« C’est un avion ? C’est un oiseau ? Non, c’est un taxi brésilien »

Caricature de Marguerite

Des taxis-hélicoptères à São Paulo. Crédits dessin: CrossWorlds/Caricature de Marguerite Boutrolle

 

A São Paulo, le crachin a un nom : la « garoa ». Mais il est un autre mal qui ronge la ville, un mal qui ne dit pas son nom et avance masqué pour mieux surprendre les aventuriers moins aguerris qui sillonnent la ville. En juillet dernier, la ville a connu un record absolu. Le lendemain, la compagnie publique chargée de la gestion des routes – la CET – annonce l’ampleur de la catastrophe : 300 kilomètres d’embouteillages ont été recensés à travers la ville avec des files continues de plus de 20 kilomètres. Dans un rapport IBM de 2010, « Sampa » se classait à la 6ème place dans un classement des villes les plus chaotiques, derrière New Delhi. Face à cet ennemi public n°1, les autorités ont décidé d’agir. La préfecture a instauré un système rotatif (le « rodízio ») qui oblige certains, selon les jours et les horaires, à garder leur voiture au garage. Mais le mal est fait, dans cette mégapole de 20 millions d’habitants qui ne dort jamais, 6 millions de voitures se disputent l’asphalte chaque jour. Alors certains se sont élevés au-dessus du problème pour se partager le ciel, encore seulement saturé par le smog.

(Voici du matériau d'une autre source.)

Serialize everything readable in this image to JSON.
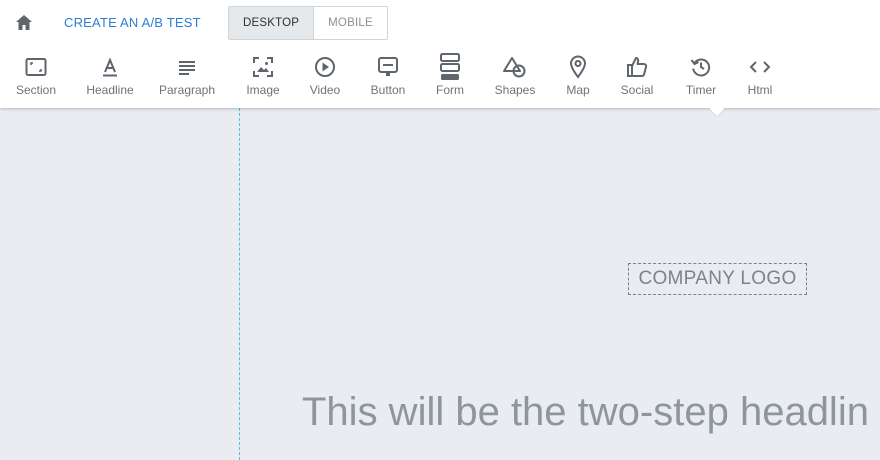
{
  "header": {
    "ab_test_label": "CREATE AN A/B TEST",
    "view_modes": [
      "DESKTOP",
      "MOBILE"
    ],
    "active_view": "DESKTOP"
  },
  "toolbar": {
    "items": [
      {
        "label": "Section",
        "icon": "section-icon"
      },
      {
        "label": "Headline",
        "icon": "headline-icon"
      },
      {
        "label": "Paragraph",
        "icon": "paragraph-icon"
      },
      {
        "label": "Image",
        "icon": "image-icon"
      },
      {
        "label": "Video",
        "icon": "video-icon"
      },
      {
        "label": "Button",
        "icon": "button-icon"
      },
      {
        "label": "Form",
        "icon": "form-icon"
      },
      {
        "label": "Shapes",
        "icon": "shapes-icon"
      },
      {
        "label": "Map",
        "icon": "map-icon"
      },
      {
        "label": "Social",
        "icon": "social-icon"
      },
      {
        "label": "Timer",
        "icon": "timer-icon"
      },
      {
        "label": "Html",
        "icon": "html-icon"
      }
    ]
  },
  "canvas": {
    "logo_placeholder": "COMPANY LOGO",
    "headline": "This will be the two-step headlin"
  },
  "colors": {
    "accent": "#2a7fd4",
    "canvas_bg": "#e9edf1",
    "guide": "#4cc3d9",
    "icon": "#5f656c"
  }
}
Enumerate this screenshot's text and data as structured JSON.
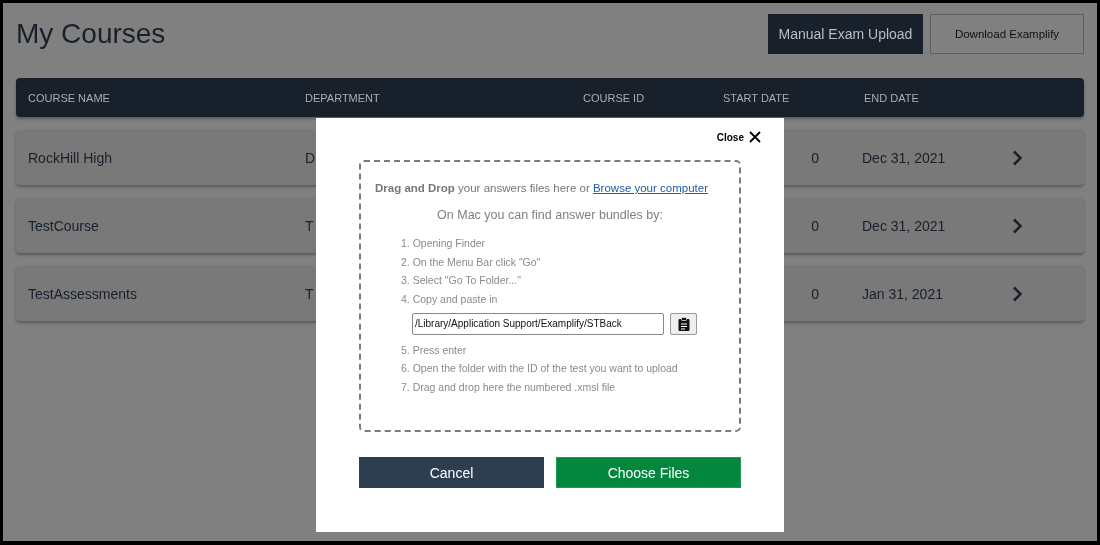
{
  "page": {
    "title": "My Courses"
  },
  "actions": [
    {
      "label": "Manual Exam Upload",
      "kind": "primary"
    },
    {
      "label": "Download Examplify",
      "kind": "outline"
    }
  ],
  "table": {
    "columns": [
      "COURSE NAME",
      "DEPARTMENT",
      "COURSE ID",
      "START DATE",
      "END DATE"
    ],
    "rows": [
      {
        "course_name": "RockHill High",
        "department": "D",
        "start_date": "0",
        "end_date": "Dec 31, 2021"
      },
      {
        "course_name": "TestCourse",
        "department": "T",
        "start_date": "0",
        "end_date": "Dec 31, 2021"
      },
      {
        "course_name": "TestAssessments",
        "department": "T",
        "start_date": "0",
        "end_date": "Jan 31, 2021"
      }
    ]
  },
  "dialog": {
    "close_label": "Close",
    "drop_text": "**Drag and Drop** your answers files here or ",
    "browse_link": "Browse your computer",
    "subtitle": "On Mac you can find answer bundles by:",
    "steps": [
      {
        "kind": "step",
        "text": "1. Opening Finder"
      },
      {
        "kind": "step",
        "text": "2. On the Menu Bar click \"Go\""
      },
      {
        "kind": "step",
        "text": "3. Select \"Go To Folder...\""
      },
      {
        "kind": "step",
        "text": "4. Copy and paste in"
      },
      {
        "kind": "path",
        "value": "/Library/Application Support/Examplify/STBack"
      },
      {
        "kind": "step",
        "text": "5. Press enter"
      },
      {
        "kind": "step",
        "text": "6. Open the folder with the ID of the test you want to upload"
      },
      {
        "kind": "step",
        "text": "7. Drag and drop here the numbered .xmsl file"
      }
    ],
    "buttons": [
      {
        "label": "Cancel",
        "kind": "secondary"
      },
      {
        "label": "Choose Files",
        "kind": "confirm"
      }
    ]
  }
}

La plus grande flotte au monde

Le « métro est bon mais ne mène nulle part » et les bus sont d’une fiabilité relative. Le vélo ? Peu recommandable, à moins d’être « mountain-biker » ou un passionné inconditionnel du zigzag entre les voitures, piétons, camions, motos et trous sur la route. Un seul moyen de locomotion semble encore pouvoir satisfaire le Paulistano pressé : le taxi. Les tarifs n’étant pas au-dessus des moyens de la classe moyenne (R$ 2,10/km, 1 R$ = 0,3 € en août 2013), les voitures blanches prolifèrent dans la ville comme des champignons sur un tronc pourri. Phénomène qui ne fait évidemment qu’aggraver la situation.

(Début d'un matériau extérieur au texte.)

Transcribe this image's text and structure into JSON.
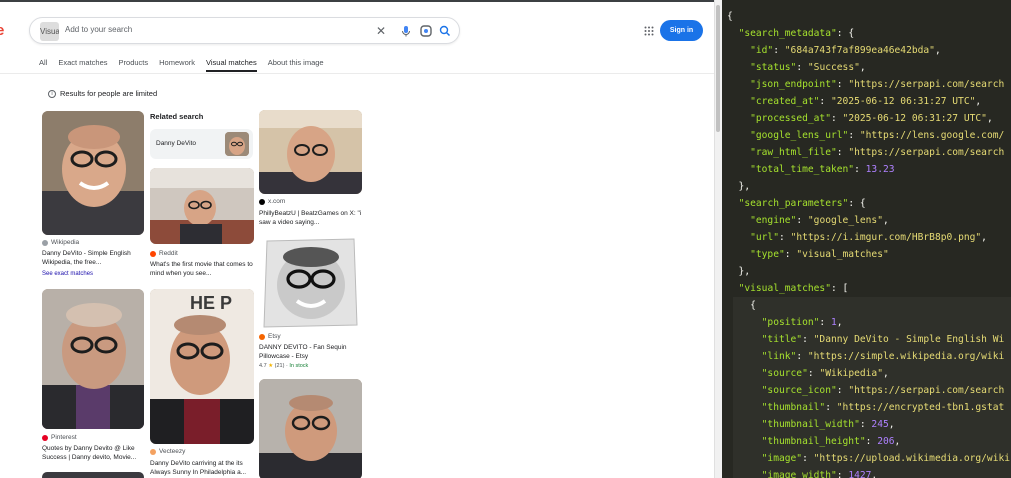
{
  "lens": {
    "logo_fragment": "e",
    "search": {
      "thumb_label": "Visual",
      "placeholder": "Add to your search"
    },
    "icons": {
      "clear": "close-icon",
      "mic": "mic-icon",
      "lens": "lens-icon",
      "search": "search-icon",
      "apps": "apps-grid-icon"
    },
    "signin_label": "Sign in",
    "tabs": [
      "All",
      "Exact matches",
      "Products",
      "Homework",
      "Visual matches",
      "About this image"
    ],
    "active_tab": "Visual matches",
    "notice": "Results for people are limited",
    "related": {
      "heading": "Related search",
      "chip_label": "Danny DeVito"
    },
    "results": [
      {
        "source": "Wikipedia",
        "title": "Danny DeVito - Simple English Wikipedia, the free...",
        "see_exact": "See exact matches"
      },
      {
        "source": "Reddit",
        "title": "What's the first movie that comes to mind when you see..."
      },
      {
        "source": "x.com",
        "title": "PhillyBeatzU | BeatzGames on X: \"i saw a video saying..."
      },
      {
        "source": "Etsy",
        "title": "DANNY DEVITO - Fan Sequin Pillowcase - Etsy",
        "rating": "4.7",
        "reviews": "(21)",
        "stock": "In stock"
      },
      {
        "source": "Pinterest",
        "title": "Quotes by Danny Devito @ Like Success | Danny devito, Movie..."
      },
      {
        "source": "Vecteezy",
        "title": "Danny DeVito carriving at the its Always Sunny In Philadelphia a..."
      }
    ]
  },
  "json_viewer": {
    "lines": [
      [
        [
          "p",
          "{"
        ]
      ],
      [
        [
          "p",
          "  "
        ],
        [
          "k",
          "\"search_metadata\""
        ],
        [
          "p",
          ": {"
        ]
      ],
      [
        [
          "p",
          "    "
        ],
        [
          "k",
          "\"id\""
        ],
        [
          "p",
          ": "
        ],
        [
          "s",
          "\"684a743f7af899ea46e42bda\""
        ],
        [
          "p",
          ","
        ]
      ],
      [
        [
          "p",
          "    "
        ],
        [
          "k",
          "\"status\""
        ],
        [
          "p",
          ": "
        ],
        [
          "s",
          "\"Success\""
        ],
        [
          "p",
          ","
        ]
      ],
      [
        [
          "p",
          "    "
        ],
        [
          "k",
          "\"json_endpoint\""
        ],
        [
          "p",
          ": "
        ],
        [
          "s",
          "\"https://serpapi.com/search"
        ]
      ],
      [
        [
          "p",
          "    "
        ],
        [
          "k",
          "\"created_at\""
        ],
        [
          "p",
          ": "
        ],
        [
          "s",
          "\"2025-06-12 06:31:27 UTC\""
        ],
        [
          "p",
          ","
        ]
      ],
      [
        [
          "p",
          "    "
        ],
        [
          "k",
          "\"processed_at\""
        ],
        [
          "p",
          ": "
        ],
        [
          "s",
          "\"2025-06-12 06:31:27 UTC\""
        ],
        [
          "p",
          ","
        ]
      ],
      [
        [
          "p",
          "    "
        ],
        [
          "k",
          "\"google_lens_url\""
        ],
        [
          "p",
          ": "
        ],
        [
          "s",
          "\"https://lens.google.com/"
        ]
      ],
      [
        [
          "p",
          "    "
        ],
        [
          "k",
          "\"raw_html_file\""
        ],
        [
          "p",
          ": "
        ],
        [
          "s",
          "\"https://serpapi.com/search"
        ]
      ],
      [
        [
          "p",
          "    "
        ],
        [
          "k",
          "\"total_time_taken\""
        ],
        [
          "p",
          ": "
        ],
        [
          "n",
          "13.23"
        ]
      ],
      [
        [
          "p",
          "  },"
        ]
      ],
      [
        [
          "p",
          "  "
        ],
        [
          "k",
          "\"search_parameters\""
        ],
        [
          "p",
          ": {"
        ]
      ],
      [
        [
          "p",
          "    "
        ],
        [
          "k",
          "\"engine\""
        ],
        [
          "p",
          ": "
        ],
        [
          "s",
          "\"google_lens\""
        ],
        [
          "p",
          ","
        ]
      ],
      [
        [
          "p",
          "    "
        ],
        [
          "k",
          "\"url\""
        ],
        [
          "p",
          ": "
        ],
        [
          "s",
          "\"https://i.imgur.com/HBrB8p0.png\""
        ],
        [
          "p",
          ","
        ]
      ],
      [
        [
          "p",
          "    "
        ],
        [
          "k",
          "\"type\""
        ],
        [
          "p",
          ": "
        ],
        [
          "s",
          "\"visual_matches\""
        ]
      ],
      [
        [
          "p",
          "  },"
        ]
      ],
      [
        [
          "p",
          "  "
        ],
        [
          "k",
          "\"visual_matches\""
        ],
        [
          "p",
          ": ["
        ]
      ],
      [
        [
          "p",
          "    {"
        ]
      ],
      [
        [
          "p",
          "      "
        ],
        [
          "k",
          "\"position\""
        ],
        [
          "p",
          ": "
        ],
        [
          "n",
          "1"
        ],
        [
          "p",
          ","
        ]
      ],
      [
        [
          "p",
          "      "
        ],
        [
          "k",
          "\"title\""
        ],
        [
          "p",
          ": "
        ],
        [
          "s",
          "\"Danny DeVito - Simple English Wi"
        ]
      ],
      [
        [
          "p",
          "      "
        ],
        [
          "k",
          "\"link\""
        ],
        [
          "p",
          ": "
        ],
        [
          "s",
          "\"https://simple.wikipedia.org/wiki"
        ]
      ],
      [
        [
          "p",
          "      "
        ],
        [
          "k",
          "\"source\""
        ],
        [
          "p",
          ": "
        ],
        [
          "s",
          "\"Wikipedia\""
        ],
        [
          "p",
          ","
        ]
      ],
      [
        [
          "p",
          "      "
        ],
        [
          "k",
          "\"source_icon\""
        ],
        [
          "p",
          ": "
        ],
        [
          "s",
          "\"https://serpapi.com/search"
        ]
      ],
      [
        [
          "p",
          "      "
        ],
        [
          "k",
          "\"thumbnail\""
        ],
        [
          "p",
          ": "
        ],
        [
          "s",
          "\"https://encrypted-tbn1.gstat"
        ]
      ],
      [
        [
          "p",
          "      "
        ],
        [
          "k",
          "\"thumbnail_width\""
        ],
        [
          "p",
          ": "
        ],
        [
          "n",
          "245"
        ],
        [
          "p",
          ","
        ]
      ],
      [
        [
          "p",
          "      "
        ],
        [
          "k",
          "\"thumbnail_height\""
        ],
        [
          "p",
          ": "
        ],
        [
          "n",
          "206"
        ],
        [
          "p",
          ","
        ]
      ],
      [
        [
          "p",
          "      "
        ],
        [
          "k",
          "\"image\""
        ],
        [
          "p",
          ": "
        ],
        [
          "s",
          "\"https://upload.wikimedia.org/wiki"
        ]
      ],
      [
        [
          "p",
          "      "
        ],
        [
          "k",
          "\"image_width\""
        ],
        [
          "p",
          ": "
        ],
        [
          "n",
          "1427"
        ],
        [
          "p",
          ","
        ]
      ]
    ]
  }
}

Certains ont décidé d’ignorer ce monstre invisible et chronophage. Ne pouvant passer ni par la terre ni sous la terre, un seul réseau de routes reste libre (pas pour longtemps ?) : les airs. Toutes les 45 secondes, un hélicoptère se pose ou décolle à São Paulo. Avec la plus grande flotte d’hélicoptères au monde (411 appareils), le mouvement est devenu si intense que l’Armée de l’air (la « Força Aérea ») a dû créer un système complexe et unique au monde pour organiser le trafic aérien. La préfecture a déjà mis en place des lois pour tenter de réguler les horaires et les 260 héliports de la ville et imagine des lois toujours plus strictes pour tenter de préserver le « calme » des habitants.

L’ordre et le progrès

Surtout utilisés par les femmes et hommes d’affaires soucieux de réaliser plus de 2 ou 3 rendez-vous par jour, les « taxis aérios » coûtent tout de même plus de deux salaires minimum pour une heure de trajet (1 800 reais, 600 euros). Mais au Brésil et surtout dans sa ville la plus riche, ce qui est nouveau et cher ne tarde souvent que quelques semaines à devenir à la mode. Les compagnies proposant ces services se sont multipliées dans la dernière décennie et la baisse des prix qui s’en est suivie a encore augmenté le nombre de « grands pressés » dans les airs parce que dans le poumon économique du pays, rien ne semble pouvoir arrêter la marche du progrès pour ceux qui ont les moyens.

Dans un pays de contrastes et de fossés abyssaux entre les classes sociales, São Paulo vient d’innover en matière d’inégalité : l’inégalité face au traffic. Alors que certains survolent la ville, les derniers mois ont été marqués par l’éruption de manifestations générales et d’émeutes violentes. L’élément déclencheur : une augmentation de 20 centavos (7 centimes d’euro) du prix du ticket de bus. Gerhart Hauptmann, prix Nobel de littérature allemand, disait dans les années 1910 déjà : « dans les grandes villes modernes, les gens courent après eux-mêmes. Ils s’atteignent rarement ». Peut-être que la ville se perd à force de courir derrière le progrès.